Это все отсюда, из детства, из отрочества, из окна рейсового автобуса, когда взгляд становится цепче, а мир объемней, особенно если только что прошел дождь.
Сезонное обострение восприятия новизны по возвращении домой после летних каникул – ничего не изменилось, но все другое – даже облака, даже городские деревья. Свежие афиши на старых щитах.
С возрастом притупляется – не ждешь от прежнего ничего. Во всяком случае, ничего нового.
И все равно – ощущение возвращения всегда окрашено в цвета осени – куда бы ни было и когда.
Сон был нехороший, пьяный сон. Будто Щукин должен похоронить у себя на охраняемом участке складной велосипед, который никакой не велосипед вовсе, а Дядя Тепа. Щукин осознает преждевременность похорон – велосипед небезнадежен, можно починить. И вот пытается натянуть на шестеренку цепь, вращая заднее колесо. Звонок на руле – сам по себе – словно от боли – издает пронзительный звук.
Разбуженная звонком голова Щукина обнаруживает себя на столе, дома, на кухне – щека прилипла к клеенке. Звонок был резок, но еще в большей степени была тяжела голова, потому и не взметнулась она над столом, потому и не подскочил Щукин. Нет, не будильник. Вечер, не утро.
Спал он недолго, минуты, быть может, четыре; краткосрочные сны зрелищными бывают (Щукину часто снится механика: шестеренки, подшипники, цепи).
Встал по второму звонку, пошел в прихожую, дверь открыл.
Небритый, в очках с разбитым стеклом, в мятом расстегнутом пиджаке – без галстука! Тоже хорош, стоял Чибирев.
– Извини. Прямо с вокзала. Домой не могу. Никуда не могу. Некуда мне идти. Все, конец одиссеи. Я у тебя переночую. Не возражаешь?
– Х-х-х-х-х, – выдыхал Щукин; Борис Петрович полагал «х-х-х-хорошо» услышать, но выдохнулось про похороны: – Х-х-х-хоронить?
– Может, впустишь?.. – спросил. – Кого хоронить?
Сторонясь, Щукин сказал:
– Завтра.
– Кого?
То ли он бормотал слишком невнятно, то ли Бориса Петровича мозг работал в дискретном режиме, только воспринималась нелепица:
– В пятницу... приказал...
– Кто приказал? Что в пятницу?
– Долго жить в пятницу. Блядь, ты глухой? Дядька Тепа в пятницу! Не знаешь?
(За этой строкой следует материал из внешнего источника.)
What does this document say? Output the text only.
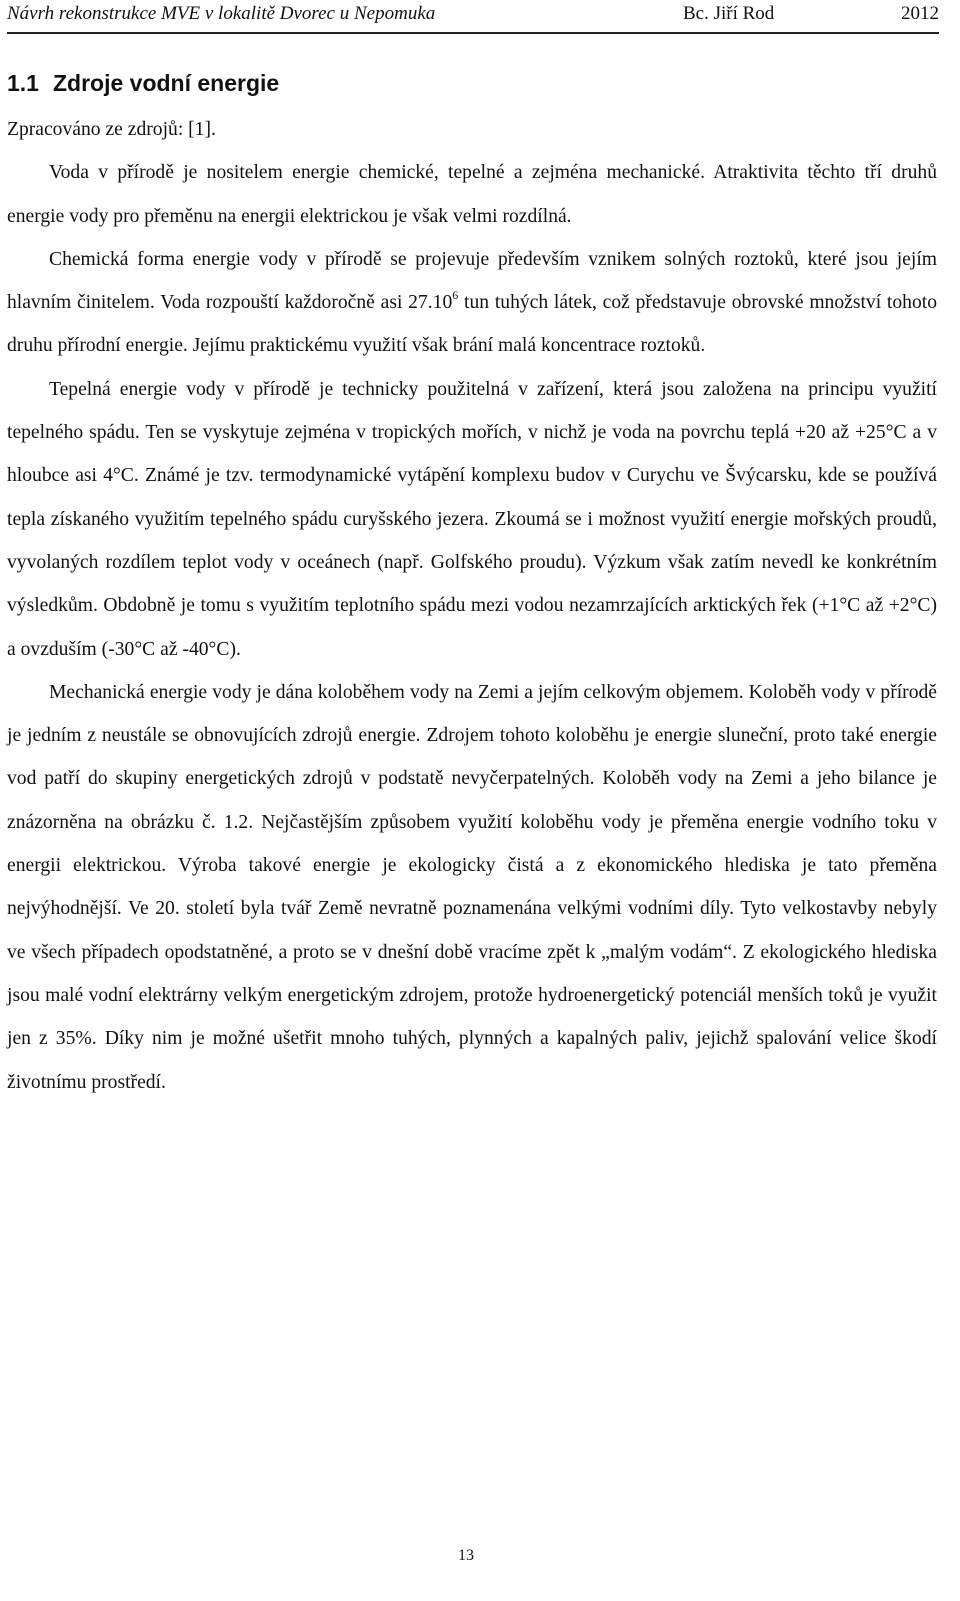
Návrh rekonstrukce MVE v lokalitě Dvorec u Nepomuka	Bc. Jiří Rod	2012
1.1 Zdroje vodní energie

Zpracováno ze zdrojů: [1].

Voda v přírodě je nositelem energie chemické, tepelné a zejména mechanické. Atraktivita těchto tří druhů energie vody pro přeměnu na energii elektrickou je však velmi rozdílná.

Chemická forma energie vody v přírodě se projevuje především vznikem solných roztoků, které jsou jejím hlavním činitelem. Voda rozpouští každoročně asi 27.10$^6$ tun tuhých látek, což představuje obrovské množství tohoto druhu přírodní energie. Jejímu praktickému využití však brání malá koncentrace roztoků.

Tepelná energie vody v přírodě je technicky použitelná v zařízení, která jsou založena na principu využití tepelného spádu. Ten se vyskytuje zejména v tropických mořích, v nichž je voda na povrchu teplá +20 až +25°C a v hloubce asi 4°C. Známé je tzv. termodynamické vytápění komplexu budov v Curychu ve Švýcarsku, kde se používá tepla získaného využitím tepelného spádu curyšského jezera. Zkoumá se i možnost využití energie mořských proudů, vyvolaných rozdílem teplot vody v oceánech (např. Golfského proudu). Výzkum však zatím nevedl ke konkrétním výsledkům. Obdobně je tomu s využitím teplotního spádu mezi vodou nezamrzajících arktických řek (+1°C až +2°C) a ovzduším (-30°C až -40°C).

Mechanická energie vody je dána koloběhem vody na Zemi a jejím celkovým objemem. Koloběh vody v přírodě je jedním z neustále se obnovujících zdrojů energie. Zdrojem tohoto koloběhu je energie sluneční, proto také energie vod patří do skupiny energetických zdrojů v podstatě nevyčerpatelných. Koloběh vody na Zemi a jeho bilance je znázorněna na obrázku č. 1.2. Nejčastějším způsobem využití koloběhu vody je přeměna energie vodního toku v energii elektrickou. Výroba takové energie je ekologicky čistá a z ekonomického hlediska je tato přeměna nejvýhodnější. Ve 20. století byla tvář Země nevratně poznamenána velkými vodními díly. Tyto velkostavby nebyly ve všech případech opodstatněné, a proto se v dnešní době vracíme zpět k „malým vodám“. Z ekologického hlediska jsou malé vodní elektrárny velkým energetickým zdrojem, protože hydroenergetický potenciál menších toků je využit jen z 35%. Díky nim je možné ušetřit mnoho tuhých, plynných a kapalných paliv, jejichž spalování velice škodí životnímu prostředí.

13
Чибирев ткнул Щукина в плечо кулаком: трезвей, гад. Старый боксер держит удар.
– Господи, как мне плохо, – простонал Щукин.
Е-е-е, – заеекалось у Бориса Петровича, уже много лет он не позволял себе этого; сам прервал себя, сам себя испугавшись; рот скривило ему.
– Что ты, Щука? Зачем ему в пятницу? А?
– Скоротечка... как спичка... за два месяца... точка...
– Блядь, Щука, не шути. Какая течка, на хуй? Какая точка? Это у собак течка! Ты брось, точка! Я его месяц назад видел!
– А я в четверг!.. И в пятницу!.. И в среду!.. – выкрикивал Щукин; он был похож на сумасшедшего. Я сам похож на сумасшедшего, подумал Чибирев.
– Щука, он был здоров. Месяц назад. Что ты несешь, придурок? Ты сколько водки выжрал?
– Завтра. Я завтра... – К себе уходил в комнату.
Борис Петрович последовал за ним, споткнулся о пишущую машинку, ушиб ногу (и без того ушибленную), обложил Щукина матом; Щукин грохнулся на тахту, так что загудели пружины.
– Кресло-кровать... мать... Сам разбери.
И – отключился.
Да ничего Борис Петрович не собирается разбирать – ни кресло, ни кровать. Да пошел он на хуй, кресло-кровать! Что это за, еб твою мать, кресло-кровать? Блядь, кресло-кровать! Генерал-майор! Слесарь-монтажник! Массовик-затейник, блядь! Шкаф-купе, роман-блядь-газета! На хер надо кому? Чей это голос, спрашивается? Кто это спрашивает, спрашивается? Где я?» – У него онемела нога.